Le PBMR (Pebble Bed Modular Reactor) avait fait de l’Afrique du Sud l’un des pionniers mondiaux des petits réacteurs nucléaires modulaires (SMR), une technologie aujourd’hui de nouveau prisée pour sa flexibilité et sa sécurité. Ce type de réacteur est conçu pour produire de l’électricité à plus petite échelle, avec des coûts et des risques moindres que les centrales conventionnelles. « Nous sommes très avancés dans nos processus internes pour justifier la levée des travaux d’entretien et de maintenance du PBMR », a déclaré Ramokgopa lors d’un point de presse au Cap.
Le ministre a souligné que cette relance s’inscrivait dans une stratégie plus large visant à diversifier le mix énergétique national et à réduire la dépendance au charbon, qui reste aujourd’hui la principale source d’électricité du pays. Le Plan intégré des ressources (IRP) 2025, qui doit être publié cette semaine, prévoit l’ajout de plus de 105 gigawatts de nouvelle capacité de production d’ici 2039, dont plus de la moitié proviendrait des énergies renouvelables.
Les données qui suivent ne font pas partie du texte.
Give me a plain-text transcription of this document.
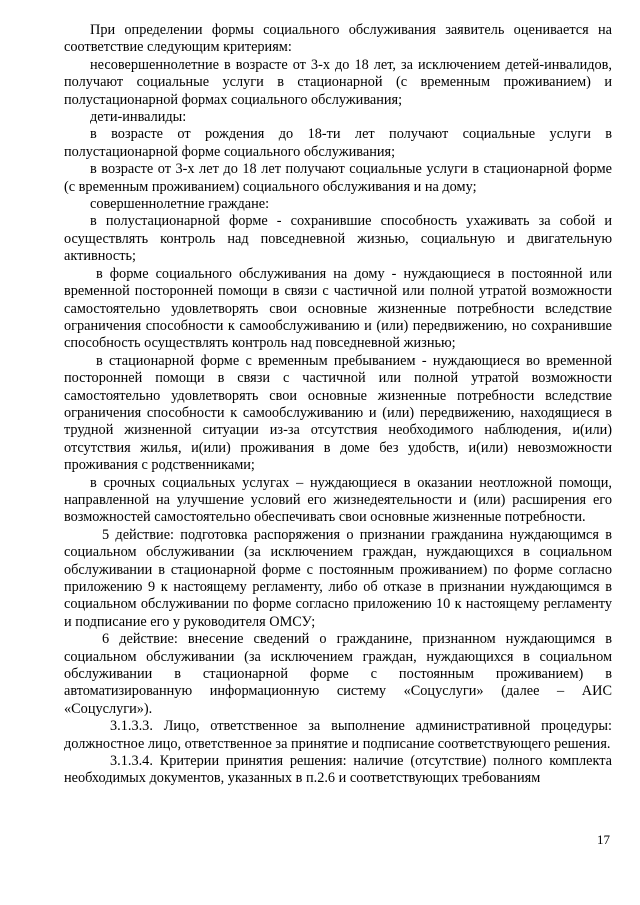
При определении формы социального обслуживания заявитель оценивается на соответствие следующим критериям:

несовершеннолетние в возрасте от 3-х до 18 лет, за исключением детей-инвалидов, получают социальные услуги в стационарной (с временным проживанием) и полустационарной формах социального обслуживания;

дети-инвалиды:

в возрасте от рождения до 18-ти лет получают социальные услуги в полустационарной форме социального обслуживания;

в возрасте от 3-х лет до 18 лет получают социальные услуги в стационарной форме (с временным проживанием) социального обслуживания и на дому;

совершеннолетние граждане:

в полустационарной форме - сохранившие способность ухаживать за собой и осуществлять контроль над повседневной жизнью, социальную и двигательную активность;

в форме социального обслуживания на дому - нуждающиеся в постоянной или временной посторонней помощи в связи с частичной или полной утратой возможности самостоятельно удовлетворять свои основные жизненные потребности вследствие ограничения способности к самообслуживанию и (или) передвижению, но сохранившие способность осуществлять контроль над повседневной жизнью;

в стационарной форме с временным пребыванием - нуждающиеся во временной посторонней помощи в связи с частичной или полной утратой возможности самостоятельно удовлетворять свои основные жизненные потребности вследствие ограничения способности к самообслуживанию и (или) передвижению, находящиеся в трудной жизненной ситуации из-за отсутствия необходимого наблюдения, и(или) отсутствия жилья, и(или) проживания в доме без удобств, и(или) невозможности проживания с родственниками;

в срочных социальных услугах – нуждающиеся в оказании неотложной помощи, направленной на улучшение условий его жизнедеятельности и (или) расширения его возможностей самостоятельно обеспечивать свои основные жизненные потребности.

5 действие: подготовка распоряжения о признании гражданина нуждающимся в социальном обслуживании (за исключением граждан, нуждающихся в социальном обслуживании в стационарной форме с постоянным проживанием) по форме согласно приложению 9 к настоящему регламенту, либо об отказе в признании нуждающимся в социальном обслуживании по форме согласно приложению 10 к настоящему регламенту и подписание его у руководителя ОМСУ;

6 действие: внесение сведений о гражданине, признанном нуждающимся в социальном обслуживании (за исключением граждан, нуждающихся в социальном обслуживании в стационарной форме с постоянным проживанием) в автоматизированную информационную систему «Соцуслуги» (далее – АИС «Соцуслуги»).

3.1.3.3. Лицо, ответственное за выполнение административной процедуры: должностное лицо, ответственное за принятие и подписание соответствующего решения.

3.1.3.4. Критерии принятия решения: наличие (отсутствие) полного комплекта необходимых документов, указанных в п.2.6 и соответствующих требованиям

17
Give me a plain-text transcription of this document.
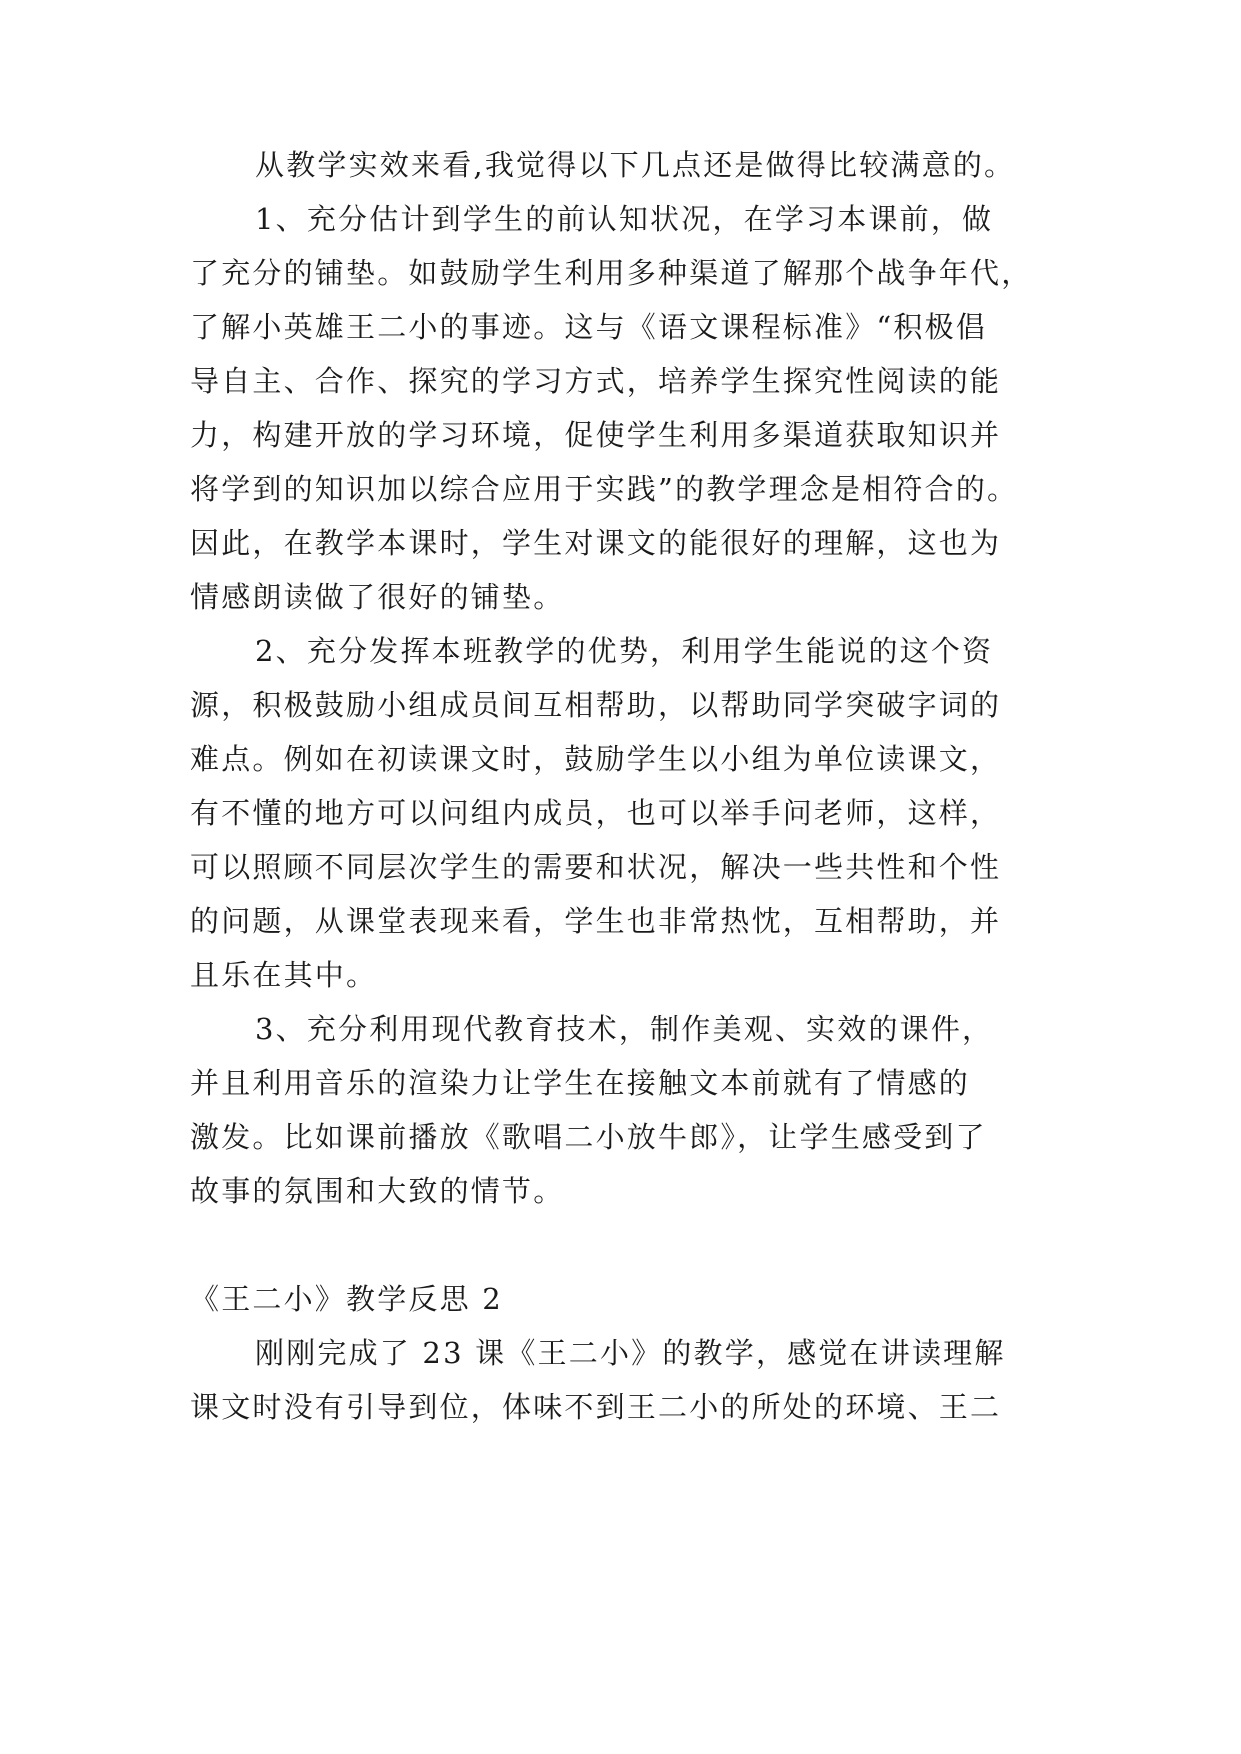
从教学实效来看,我觉得以下几点还是做得比较满意的。
1、充分估计到学生的前认知状况，在学习本课前，做
了充分的铺垫。如鼓励学生利用多种渠道了解那个战争年代，
了解小英雄王二小的事迹。这与《语文课程标准》“积极倡
导自主、合作、探究的学习方式，培养学生探究性阅读的能
力，构建开放的学习环境，促使学生利用多渠道获取知识并
将学到的知识加以综合应用于实践”的教学理念是相符合的。
因此，在教学本课时，学生对课文的能很好的理解，这也为
情感朗读做了很好的铺垫。
2、充分发挥本班教学的优势，利用学生能说的这个资
源，积极鼓励小组成员间互相帮助，以帮助同学突破字词的
难点。例如在初读课文时，鼓励学生以小组为单位读课文，
有不懂的地方可以问组内成员，也可以举手问老师，这样，
可以照顾不同层次学生的需要和状况，解决一些共性和个性
的问题，从课堂表现来看，学生也非常热忱，互相帮助，并
且乐在其中。
3、充分利用现代教育技术，制作美观、实效的课件，
并且利用音乐的渲染力让学生在接触文本前就有了情感的
激发。比如课前播放《歌唱二小放牛郎》，让学生感受到了
故事的氛围和大致的情节。
《王二小》教学反思 2
刚刚完成了 23 课《王二小》的教学，感觉在讲读理解
课文时没有引导到位，体味不到王二小的所处的环境、王二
La compagnie publique Eskom, qui exploite actuellement la seule centrale nucléaire commerciale d’Afrique à Koeberg, près du Cap, serait un acteur clé de cette relance. Parallèlement, d’autres pays africains — comme l’Égypte, la Namibie, le Niger et le Ghana — explorent également la voie du nucléaire civil, preuve d’un regain d’intérêt pour cette technologie sur le continent.
« Nous voyons d’énormes opportunités à l’échelle mondiale, notamment avec les grands investisseurs et les opérateurs de centres de données qui s’intéressent aux petits réacteurs modulaires », a ajouté Ramokgopa. Ces réacteurs, capables d’alimenter des sites industriels isolés ou des infrastructures énergivores, sont perçus comme une solution prometteuse pour garantir la sécurité énergétique tout en limitant les émissions de carbone.
Avec cette relance, l’Afrique du Sud espère non seulement réduire ses fréquentes pénuries d’électricité, mais aussi se repositionner comme un acteur technologique majeur du nucléaire civil en Afrique et au-delà.